Add Rep. Mac Thornberry (R-TX) to that list. But Thornberry — who is also on the House Armed Services and Intelligence committees and is vice chair of the Subcommittee on Emerging threats — one-upped his colleagues yesterday on Hugh Hewitt’s radio show yesterday. Thornberry said DOD can live with the initial $350 billion, but if Congress cuts anything beyond that, the military goes kaput:
HEWITT: So Mac Thornberry, if you look at this budget that we just passed, this deficit reduction that we just passed, $350 billion dollars from Defense over ten years, and another $600 billion coming up. Is that how we fund facing future threats?
THORNBERRY: No, of course not. The first cuts are something that the Pentagon says they can live with, it’s going to be hard, but it’s kind of in the ballpark of what folks have been talking about for a while. The second cuts, if they were to happen, would be devastating. You simply could not operate the military with that second round of cuts. And the assumption is that they’re not going to happen, that there’ll be a way out of it. But it concerns me that they would even be taking Defense hostage in these budget negotiations.
Frightening. But in reality, under the deal, security spending is capped at $684 billion in 2012. And according the Center on Budget on Policy Priorities, defense spending will be reduced by $55 billion per year for ten years starting in 2014 if the trigger takes effect:
A defense sequestration of $55 billion would be imposed in a similar manner. … For 2014-2021, the cuts would occur through reductions in the statutory caps on total defense funding, with the Appropriation Committees deciding how best to allocate the allowed funding. … A defense sequestration of $55 billion also would represent a cut of roughly 9 percent in defense programs if military personnel funding is exempt from sequestration, and about a 7 percent cut if it is not.
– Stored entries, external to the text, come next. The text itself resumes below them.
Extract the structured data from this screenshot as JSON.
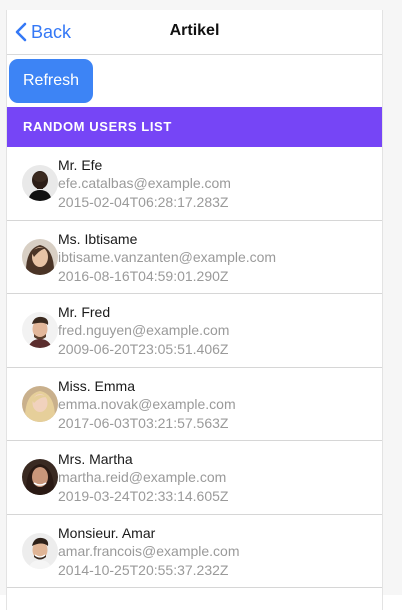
{
  "nav": {
    "back_label": "Back",
    "title": "Artikel"
  },
  "toolbar": {
    "refresh_label": "Refresh"
  },
  "section": {
    "header": "RANDOM USERS LIST"
  },
  "users": [
    {
      "name": "Mr. Efe",
      "email": "efe.catalbas@example.com",
      "date": "2015-02-04T06:28:17.283Z"
    },
    {
      "name": "Ms. Ibtisame",
      "email": "ibtisame.vanzanten@example.com",
      "date": "2016-08-16T04:59:01.290Z"
    },
    {
      "name": "Mr. Fred",
      "email": "fred.nguyen@example.com",
      "date": "2009-06-20T23:05:51.406Z"
    },
    {
      "name": "Miss. Emma",
      "email": "emma.novak@example.com",
      "date": "2017-06-03T03:21:57.563Z"
    },
    {
      "name": "Mrs. Martha",
      "email": "martha.reid@example.com",
      "date": "2019-03-24T02:33:14.605Z"
    },
    {
      "name": "Monsieur. Amar",
      "email": "amar.francois@example.com",
      "date": "2014-10-25T20:55:37.232Z"
    }
  ],
  "colors": {
    "accent": "#3478f6",
    "button": "#3d84f5",
    "header_bar": "#7645f6",
    "secondary_text": "#9a9a9a"
  }
}
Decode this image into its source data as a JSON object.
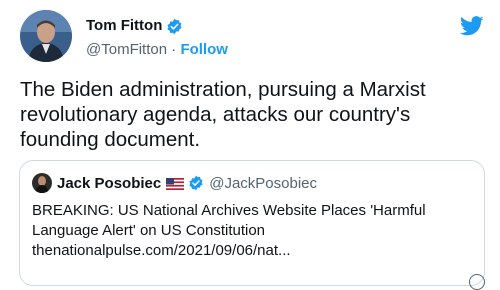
{
  "author": {
    "name": "Tom Fitton",
    "handle": "@TomFitton",
    "separator": " · ",
    "follow_label": "Follow"
  },
  "tweet": {
    "text": "The Biden administration, pursuing a Marxist revolutionary agenda, attacks our country's founding document."
  },
  "quoted": {
    "name": "Jack Posobiec",
    "handle": "@JackPosobiec",
    "lines": [
      "BREAKING: US National Archives Website Places 'Harmful",
      "Language Alert' on US Constitution",
      "thenationalpulse.com/2021/09/06/nat..."
    ]
  },
  "icons": {
    "verified": "verified-badge-icon",
    "twitter": "twitter-bird-icon",
    "flag": "us-flag-icon",
    "info": "info-icon"
  },
  "colors": {
    "accent": "#1d9bf0",
    "text": "#0f1419",
    "muted": "#536471",
    "border": "#cfd9de"
  }
}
So defense will have to deal with 7 to 9 percent cuts per year for a decade if the trigger takes effect, which amounts to around $850 billion in total defense spending reductions in ten years under that scenario. Various estimates have calculated that defense can withstand further cuts beyond that and still maintain military superiority and address the country’s security threats. So yes, despite Thornberry’s fearmongering, the military will still be able to operate.